2 lb. slipper of ham, soaked overnight in cold water and drained
1 onion, chopped
3 tablespoons brown sugar bouquet garni, consisting of
4 parsley sprigs,
1 thyme spray and
1 bay leaf tied together
8 fl. oz. beer
Place the ham, onion, 1 tablespoon of the sugar and the bouquet garni in a large saucepan. Add just enough water to cover the ham. Bring the water to the boil over moderately high heat. Reduce the heat to low and simmer for 1 hour, or until the ham is tender when pierced with a skewer.
Preheat the oven to fairly hot 400 °F (Gas Mark 6, 200°C).
Drain the ham, discarding the cooking liquid, and place it in a shallow ovenproof dish.
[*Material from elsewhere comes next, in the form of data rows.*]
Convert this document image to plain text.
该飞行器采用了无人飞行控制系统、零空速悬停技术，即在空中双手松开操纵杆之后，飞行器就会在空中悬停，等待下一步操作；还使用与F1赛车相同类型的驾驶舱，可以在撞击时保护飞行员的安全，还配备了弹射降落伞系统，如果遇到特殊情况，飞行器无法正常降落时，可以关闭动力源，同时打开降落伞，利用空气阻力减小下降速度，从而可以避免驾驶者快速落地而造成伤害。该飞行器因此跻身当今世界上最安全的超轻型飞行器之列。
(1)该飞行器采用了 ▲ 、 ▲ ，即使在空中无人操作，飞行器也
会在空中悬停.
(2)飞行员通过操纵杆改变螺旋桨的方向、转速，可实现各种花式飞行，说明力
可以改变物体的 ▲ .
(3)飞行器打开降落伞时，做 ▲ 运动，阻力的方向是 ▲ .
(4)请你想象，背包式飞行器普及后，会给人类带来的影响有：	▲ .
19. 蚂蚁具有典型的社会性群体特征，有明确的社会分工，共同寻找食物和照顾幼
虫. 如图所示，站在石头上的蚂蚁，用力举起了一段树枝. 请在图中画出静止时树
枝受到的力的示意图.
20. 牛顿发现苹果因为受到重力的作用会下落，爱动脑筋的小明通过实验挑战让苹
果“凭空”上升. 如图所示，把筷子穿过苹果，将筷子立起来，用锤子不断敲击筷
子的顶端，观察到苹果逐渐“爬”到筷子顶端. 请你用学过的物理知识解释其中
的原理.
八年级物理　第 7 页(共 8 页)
Sprinkle the remaining sugar over the top of the ham and pour over the beer.
Place the dish in the oven and bake the ham for 30 minutes, basting occasionally, or until the beer has reduced to half its original quantity.
Remove the ham from the oven and serve hot. The ham is equally delicious cold, particularly if it is allowed to cool in the cooking juices.